Seriously – ALL day. Granted, sometimes I’m thinking about lunch, or the lovely person at the Dunkie’s drive-through who smiles at me every morning and makes the world a little less lonely and cold even before the caffeine hits my system. Sometimes I’m thinking about bills, or aging parents, or kids growing up and growing away. But mostly I’m thinking about books. It is both an occupational hazard and a predisposition. And I’ll wager than anyone reading this also spends an inordinate amount of time thinking about books. Go ahead… admit it.

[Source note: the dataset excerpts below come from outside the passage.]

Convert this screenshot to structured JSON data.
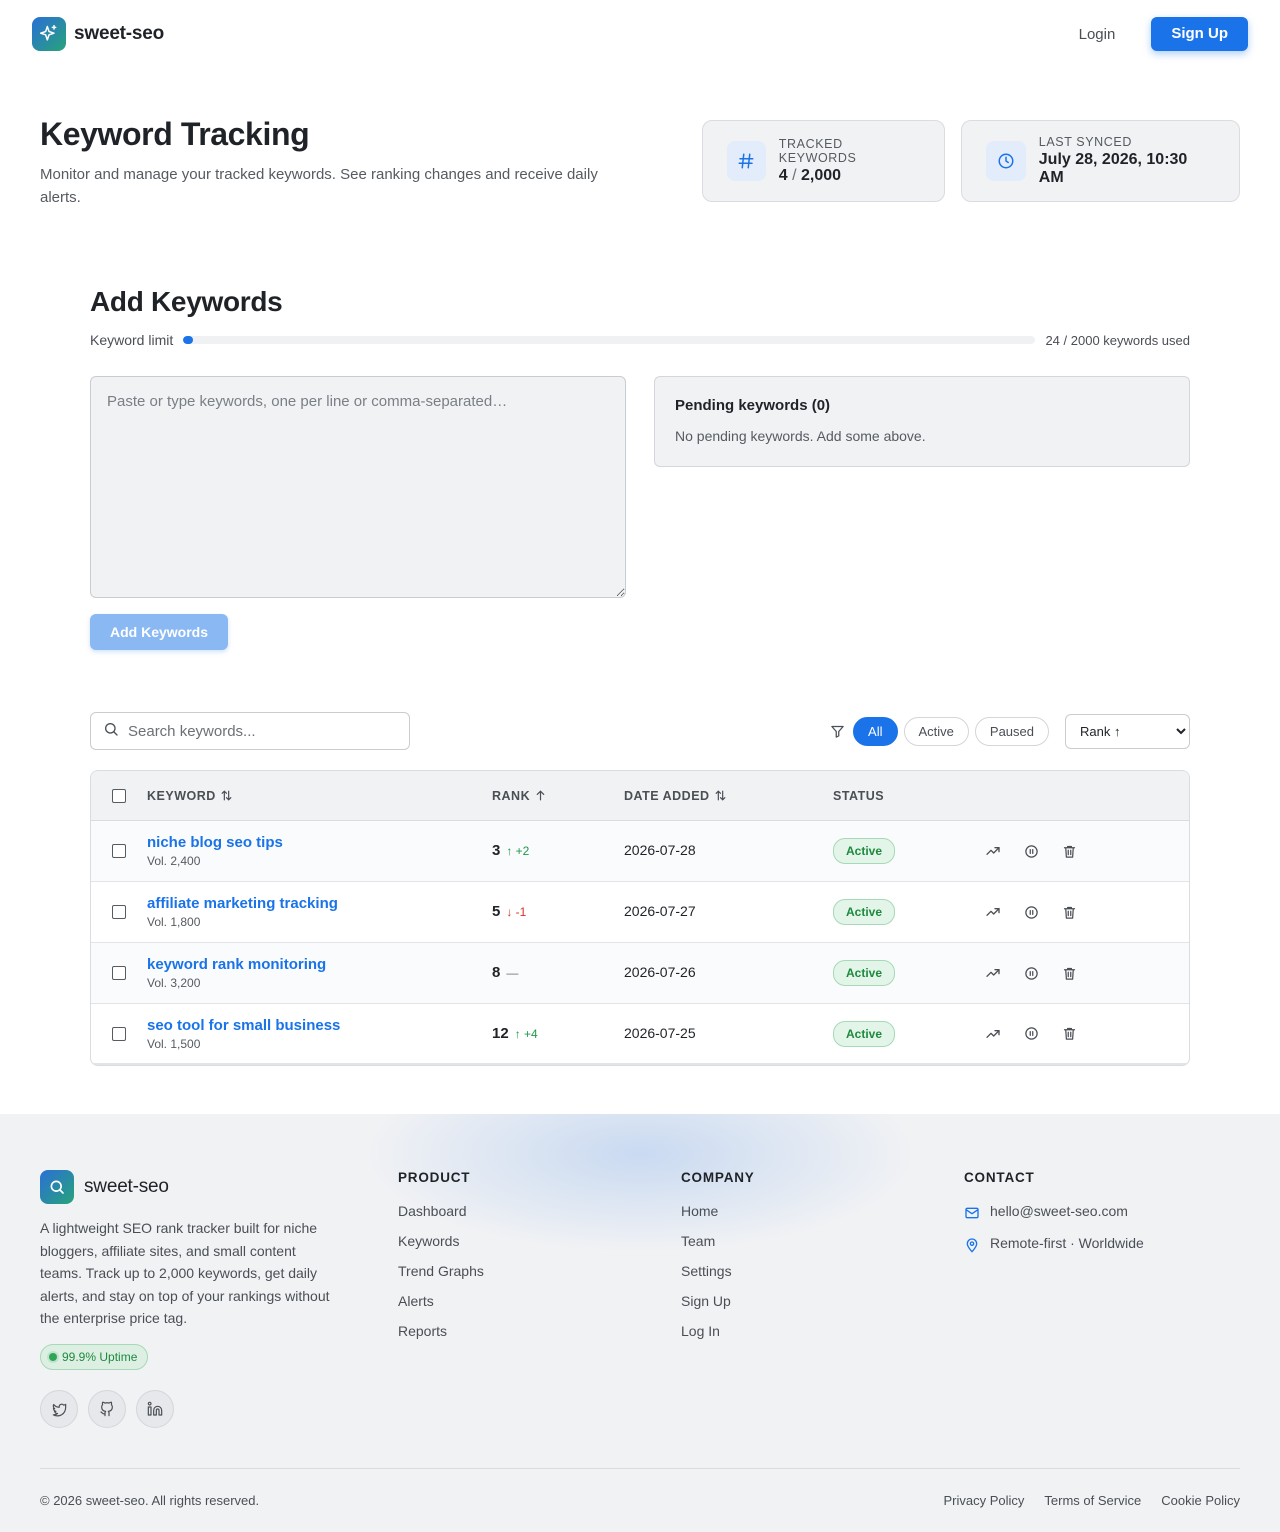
{
  "header": {
    "brand": "sweet-seo",
    "login_label": "Login",
    "signup_label": "Sign Up"
  },
  "hero": {
    "title": "Keyword Tracking",
    "subtitle": "Monitor and manage your tracked keywords. See ranking changes and receive daily alerts.",
    "stats": {
      "tracked_label": "Tracked Keywords",
      "tracked_value": "4",
      "tracked_separator": "/",
      "tracked_max": "2,000",
      "synced_label": "Last Synced",
      "synced_value": "July 28, 2026, 10:30 AM"
    }
  },
  "add_keywords": {
    "title": "Add Keywords",
    "limit_label": "Keyword limit",
    "limit_used": 24,
    "limit_max": 2000,
    "limit_text": "24 / 2000 keywords used",
    "textarea_placeholder": "Paste or type keywords, one per line or comma-separated…",
    "pending_title": "Pending keywords (0)",
    "pending_empty": "No pending keywords. Add some above.",
    "button_label": "Add Keywords"
  },
  "toolbar": {
    "search_placeholder": "Search keywords...",
    "filters": [
      "All",
      "Active",
      "Paused"
    ],
    "active_filter": "All",
    "sort_options": [
      "Rank ↑"
    ],
    "sort_selected": "Rank ↑"
  },
  "table": {
    "columns": {
      "keyword": "KEYWORD",
      "rank": "RANK",
      "date_added": "DATE ADDED",
      "status": "STATUS"
    },
    "rows": [
      {
        "keyword": "niche blog seo tips",
        "volume": "Vol. 2,400",
        "rank": "3",
        "delta": "↑ +2",
        "trend": "up",
        "date": "2026-07-28",
        "status": "Active"
      },
      {
        "keyword": "affiliate marketing tracking",
        "volume": "Vol. 1,800",
        "rank": "5",
        "delta": "↓ -1",
        "trend": "down",
        "date": "2026-07-27",
        "status": "Active"
      },
      {
        "keyword": "keyword rank monitoring",
        "volume": "Vol. 3,200",
        "rank": "8",
        "delta": "—",
        "trend": "flat",
        "date": "2026-07-26",
        "status": "Active"
      },
      {
        "keyword": "seo tool for small business",
        "volume": "Vol. 1,500",
        "rank": "12",
        "delta": "↑ +4",
        "trend": "up",
        "date": "2026-07-25",
        "status": "Active"
      }
    ]
  },
  "footer": {
    "brand": "sweet-seo",
    "description": "A lightweight SEO rank tracker built for niche bloggers, affiliate sites, and small content teams. Track up to 2,000 keywords, get daily alerts, and stay on top of your rankings without the enterprise price tag.",
    "uptime": "99.9% Uptime",
    "socials": [
      "twitter-icon",
      "github-icon",
      "linkedin-icon"
    ],
    "product": {
      "title": "PRODUCT",
      "links": [
        "Dashboard",
        "Keywords",
        "Trend Graphs",
        "Alerts",
        "Reports"
      ]
    },
    "company": {
      "title": "COMPANY",
      "links": [
        "Home",
        "Team",
        "Settings",
        "Sign Up",
        "Log In"
      ]
    },
    "contact": {
      "title": "CONTACT",
      "email": "hello@sweet-seo.com",
      "location": "Remote-first · Worldwide"
    },
    "copyright": "© 2026 sweet-seo. All rights reserved.",
    "legal": [
      "Privacy Policy",
      "Terms of Service",
      "Cookie Policy"
    ]
  },
  "colors": {
    "accent": "#1a73e8",
    "success": "#1e8a3e",
    "danger": "#d93025"
  }
}
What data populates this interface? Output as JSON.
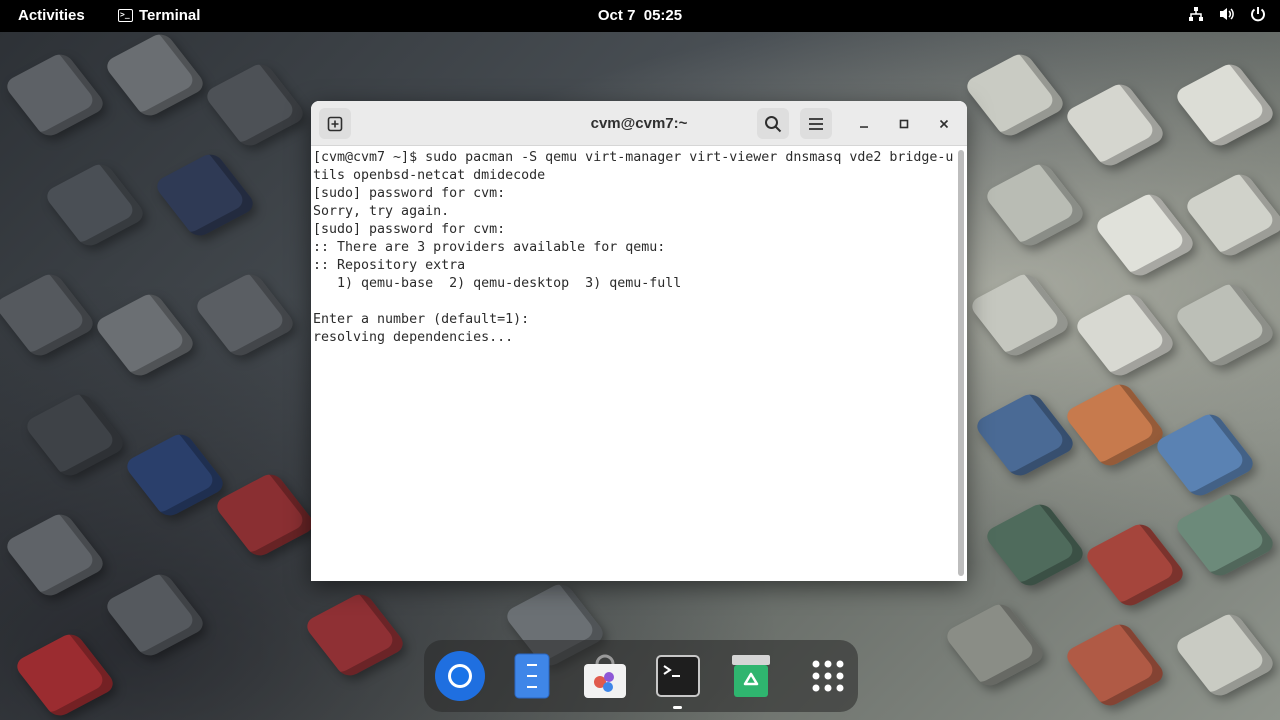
{
  "topbar": {
    "activities": "Activities",
    "app_name": "Terminal",
    "clock": "Oct 7  05:25",
    "tray_icons": [
      "network-icon",
      "volume-icon",
      "power-icon"
    ]
  },
  "window": {
    "title": "cvm@cvm7:~",
    "lines": [
      "[cvm@cvm7 ~]$ sudo pacman -S qemu virt-manager virt-viewer dnsmasq vde2 bridge-u",
      "tils openbsd-netcat dmidecode",
      "[sudo] password for cvm:",
      "Sorry, try again.",
      "[sudo] password for cvm:",
      ":: There are 3 providers available for qemu:",
      ":: Repository extra",
      "   1) qemu-base  2) qemu-desktop  3) qemu-full",
      "",
      "Enter a number (default=1):",
      "resolving dependencies..."
    ]
  },
  "dock": {
    "items": [
      "chrome-icon",
      "files-icon",
      "software-icon",
      "terminal-icon",
      "trash-icon",
      "app-grid-icon"
    ]
  },
  "colors": {
    "topbar_bg": "#000000",
    "headerbar_bg": "#ebebeb",
    "terminal_bg": "#ffffff",
    "terminal_fg": "#2b2b2b"
  }
}
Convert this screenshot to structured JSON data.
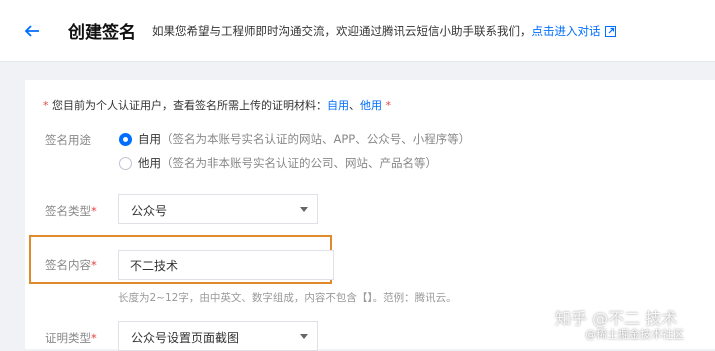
{
  "header": {
    "title": "创建签名",
    "description": "如果您希望与工程师即时沟通交流，欢迎通过腾讯云短信小助手联系我们，",
    "link_label": "点击进入对话"
  },
  "form": {
    "notice": {
      "star": "*",
      "text": " 您目前为个人认证用户，查看签名所需上传的证明材料：",
      "link_self": "自用",
      "separator": "、",
      "link_other": "他用",
      "star_end": " *"
    },
    "purpose": {
      "label": "签名用途",
      "options": [
        {
          "label": "自用",
          "hint": "（签名为本账号实名认证的网站、APP、公众号、小程序等）",
          "selected": true
        },
        {
          "label": "他用",
          "hint": "（签名为非本账号实名认证的公司、网站、产品名等）",
          "selected": false
        }
      ]
    },
    "type": {
      "label": "签名类型",
      "star": "*",
      "value": "公众号"
    },
    "content": {
      "label": "签名内容",
      "star": "*",
      "value": "不二技术",
      "help": "长度为2~12字，由中英文、数字组成，内容不包含【】。范例：腾讯云。"
    },
    "proof": {
      "label": "证明类型",
      "star": "*",
      "value": "公众号设置页面截图"
    }
  },
  "watermark": {
    "line1": "知乎 @不二 技术",
    "line2": "@稀土掘金技术社区"
  },
  "colors": {
    "accent": "#006eff",
    "required": "#e54545",
    "highlight": "#e08a2b"
  }
}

So what does that mean? How does uncontrolled bibliophilia affect one’s outlook on life?
Let the ramble commence!
When I was in college (hundreds of years ago) I took a Comparative Literature seminar called “The Problem Wife” – a fabulous (exhausting) syllabus, focused and highly literate classmates, and an amazing teacher. I can honestly say that the class changed the way I see the world and myself. It also changed what I read and how I read – in part because of the material, but also in part because of a few words of advice the professor gave at the end of the semester. She looked around the table at her eager and intense young students and said. “If I could tell my younger self one thing, it would be this – don’t live your life like it’s a novel.” We were dumbstruck. That was, of course, exactly what we wanted to do. The world waited for us, with drama and passion and adventure and tumult! And even though most of the “problem” wives we’d read about ended up dead (usually by their own hands) they had lived, really lived! What the professor brought to our attention in that one, deflating statement, was that, no – these women had not lived. The consequences of their passions and misdeeds were as fictional as the acts themselves, existing only on the page and in the minds of the readers. We live in the physical world, where structure and narrative are artificial constructs that don’t neatly apply to the changing nature of personality, influence, and circumstance.
Fiction is great. It entertains, informs, and yes, helps to shape the way we think about the world. But it is not a place to live.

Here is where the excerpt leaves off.